Here’s how: Start with the entirely plausible view that foreign intelligence services discovered and rifled Hillary Clinton’s server. If so, those services already have copies of all her emails. But the emails don’t tell the foreign service which people named in her traffic are Agency officers. For CIA officers serving abroad as State Department officials, being named in the Secretary of State’s email traffic won’t necessarily blow their cover.
Until now. Unhappily, the classification reviewers seem to have given a key to anyone who has the unredacted messages by using “B3 CIA PERS/ORG” whenever they redact names associated with the CIA. So if the foreign service simply compares the messages stolen from the Clinton server to the redacted message released by the government — presto! — the CIA names just fall off the page.

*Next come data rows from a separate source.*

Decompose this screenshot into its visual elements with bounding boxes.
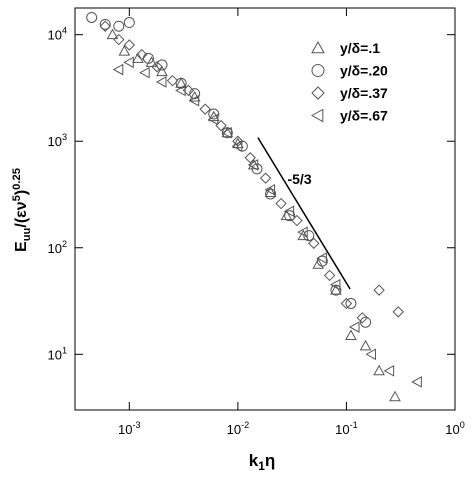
data-point [308,237,320,250]
data-point [284,210,296,222]
data-point [340,297,353,310]
data-point [264,183,276,196]
data-point [166,74,179,87]
data-point [99,18,111,30]
data-point [86,11,98,23]
data-point [207,113,219,126]
data-point [349,321,360,333]
x-tick-label: 10-1 [335,420,358,437]
y-axis-label: Euu/(εν5)0.25 [11,168,33,252]
data-point [264,186,277,198]
data-point [113,33,125,46]
data-point [259,172,272,184]
legend-marker [310,108,324,123]
data-point [247,159,259,171]
legend-label: y/δ=.1 [340,40,380,56]
data-point [123,56,134,69]
y-tick-label: 104 [47,26,67,43]
data-point [297,226,308,239]
data-point [323,269,336,282]
y-tick-label: 101 [47,345,67,362]
data-point [207,110,220,122]
data-point [365,348,376,361]
data-point [316,255,328,267]
data-point [392,306,404,318]
data-point [135,48,148,61]
x-tick-label: 10-2 [227,420,250,437]
data-point [283,205,295,218]
annotation: -5/3 [287,171,311,187]
y-tick-label: 102 [47,239,67,256]
data-point [175,84,186,97]
data-point [132,52,144,63]
data-point [411,376,422,388]
data-point [155,76,167,88]
data-point [221,126,234,138]
data-point [383,364,395,377]
data-point [156,65,168,77]
reference-line [257,137,351,290]
data-point [330,284,342,296]
data-point [359,339,372,351]
data-point [156,59,168,71]
data-point [139,66,150,79]
data-point [356,312,369,324]
data-point [373,364,385,376]
legend-marker [311,40,325,54]
data-point [329,278,341,291]
data-point [199,103,211,115]
legend-marker [311,86,325,100]
data-point [389,390,401,402]
data-point [291,214,303,227]
y-tick-label: 103 [47,132,67,149]
data-point [188,94,200,107]
data-point [106,28,119,40]
x-axis-label: k1η [249,451,275,473]
data-point [123,39,136,51]
data-point [113,20,125,32]
data-point [345,329,357,341]
data-point [312,258,325,269]
data-point [345,297,357,309]
data-point [232,135,244,147]
plot-frame [74,7,456,411]
data-point [151,61,163,73]
x-tick-label: 100 [445,420,465,437]
data-point [118,45,131,56]
data-point [99,20,111,32]
data-point [175,77,187,89]
x-tick-label: 10-3 [118,420,141,437]
data-point [231,140,243,152]
data-point [373,284,385,296]
data-point [145,56,158,67]
data-point [275,197,287,210]
data-point [123,17,135,29]
data-point [360,316,372,328]
data-point [316,252,327,264]
data-point [244,152,256,164]
data-point [208,108,220,120]
data-point [297,229,310,241]
data-point [251,163,263,175]
legend-label: y/δ=.37 [340,85,388,101]
data-point [221,126,232,139]
data-point [265,188,277,200]
legend-label: y/δ=.20 [340,63,388,79]
data-point [112,63,124,76]
data-point [330,284,342,295]
legend-label: y/δ=.67 [340,108,388,124]
legend-marker [311,64,325,77]
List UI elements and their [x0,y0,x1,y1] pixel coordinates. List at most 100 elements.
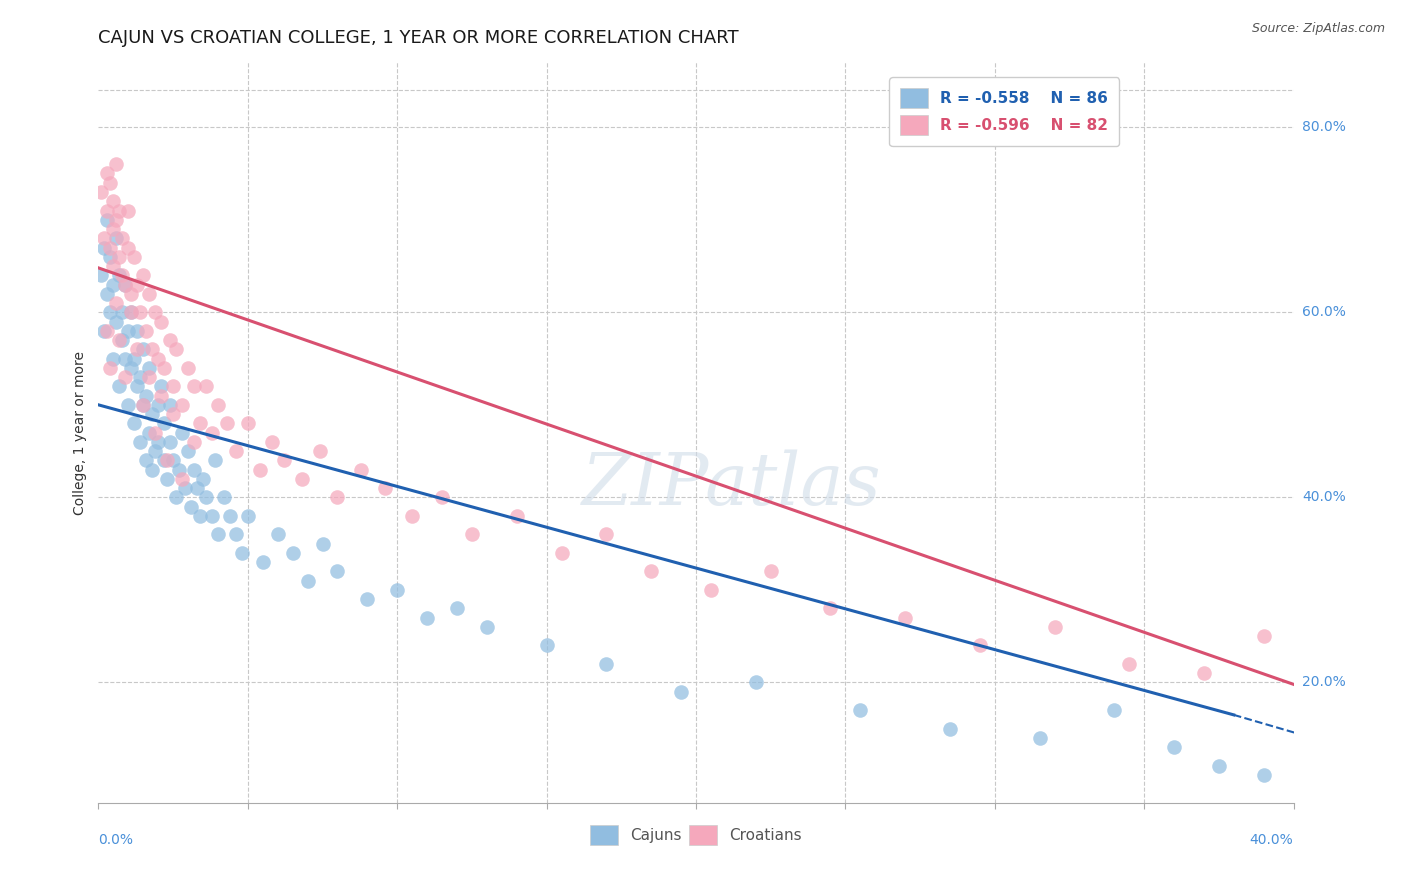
Point [167,462,190,476]
Point [138,360,160,375]
Point [153,360,176,375]
Point [326,565,349,579]
Point [207,527,229,541]
Point [162,379,184,393]
Point [96,324,118,338]
Text: 60.0%: 60.0% [1302,305,1346,319]
Point [108,268,131,283]
Point [291,472,314,486]
Point [108,203,131,218]
Point [98,250,122,264]
Point [1253,629,1275,643]
Text: 40.0%: 40.0% [1250,833,1294,847]
Point [252,555,274,569]
Point [141,343,163,357]
Point [308,444,330,458]
Point [150,314,173,328]
Point [1192,666,1215,681]
Point [159,333,181,347]
Point [114,277,136,292]
Point [148,351,170,366]
Point [98,176,122,190]
Point [183,462,205,476]
Point [150,389,173,403]
Point [103,194,125,209]
Point [1208,758,1230,772]
Point [969,639,991,653]
Point [172,425,194,440]
Point [165,491,187,505]
Point [120,305,142,319]
Point [212,491,235,505]
Point [117,203,139,218]
Point [180,500,202,514]
Point [111,333,134,347]
Point [117,324,139,338]
Text: 80.0%: 80.0% [1302,120,1346,134]
Point [148,398,170,412]
Point [143,425,166,440]
Point [127,343,149,357]
Point [120,305,142,319]
Point [129,370,152,384]
Point [98,305,122,319]
Point [96,166,118,180]
Point [108,379,131,393]
Point [207,398,229,412]
Point [143,444,166,458]
Text: 20.0%: 20.0% [1302,675,1346,690]
Point [225,527,247,541]
Point [93,240,115,254]
Point [236,417,259,431]
Point [172,398,194,412]
Point [108,333,131,347]
Point [111,231,134,245]
Point [1118,657,1140,671]
Point [1104,703,1126,717]
Point [326,491,349,505]
Point [120,360,142,375]
Point [105,212,128,227]
Point [183,434,205,449]
Point [132,268,155,283]
Point [669,685,692,699]
Point [260,434,283,449]
Point [105,314,128,328]
Point [475,620,498,634]
Point [98,240,122,254]
Point [1253,768,1275,782]
Point [90,185,112,199]
Point [215,417,238,431]
Point [138,425,160,440]
Point [416,610,439,624]
Point [98,360,122,375]
Point [96,286,118,301]
Point [219,508,242,523]
Point [700,582,723,597]
Point [350,462,373,476]
Point [105,231,128,245]
Point [103,259,125,273]
Point [138,286,160,301]
Point [127,379,149,393]
Point [446,601,468,615]
Point [90,268,112,283]
Point [162,407,184,421]
Point [231,546,253,560]
Point [114,277,136,292]
Point [461,527,484,541]
Point [105,157,128,171]
Point [132,398,155,412]
Point [124,417,146,431]
Point [430,491,453,505]
Point [281,546,304,560]
Point [132,398,155,412]
Point [759,565,782,579]
Point [117,398,139,412]
Point [640,565,662,579]
Point [894,610,917,624]
Point [401,508,423,523]
Point [536,639,558,653]
Point [374,481,396,495]
Point [159,398,181,412]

Why did the reviewers do that? Two possibilities occur to me. (1) Maybe they have absolute confidence that no foreign agency was able to obtain access to the unredacted messages, in which case their invocation of “B3 CIA PERS/ORG” is perfectly safe. Or (2) maybe they’re just doing their job the way they’ve always done it, flagging every applicable FOIA exemption for the sake of completeness, without giving any thought to the risks created by that policy in this particular case.
My money is on the second explanation.
If so, the current procedure is boneheaded, and every new FOIA release adds to the risk for CIA employees.
Here’s my suggestion: The classification review team, and if necessary the court overseeing the review team, should make an immediate judgment about whether a prior foreign compromise of the messages is likely or possible. If it is, the government should stop relying on “B3 CIA PERS/ORG” as a ground for redaction. Right away. And if possible, the government and the plaintiffs should delete any references to that exemption in redacted messages that have not yet been released publicly.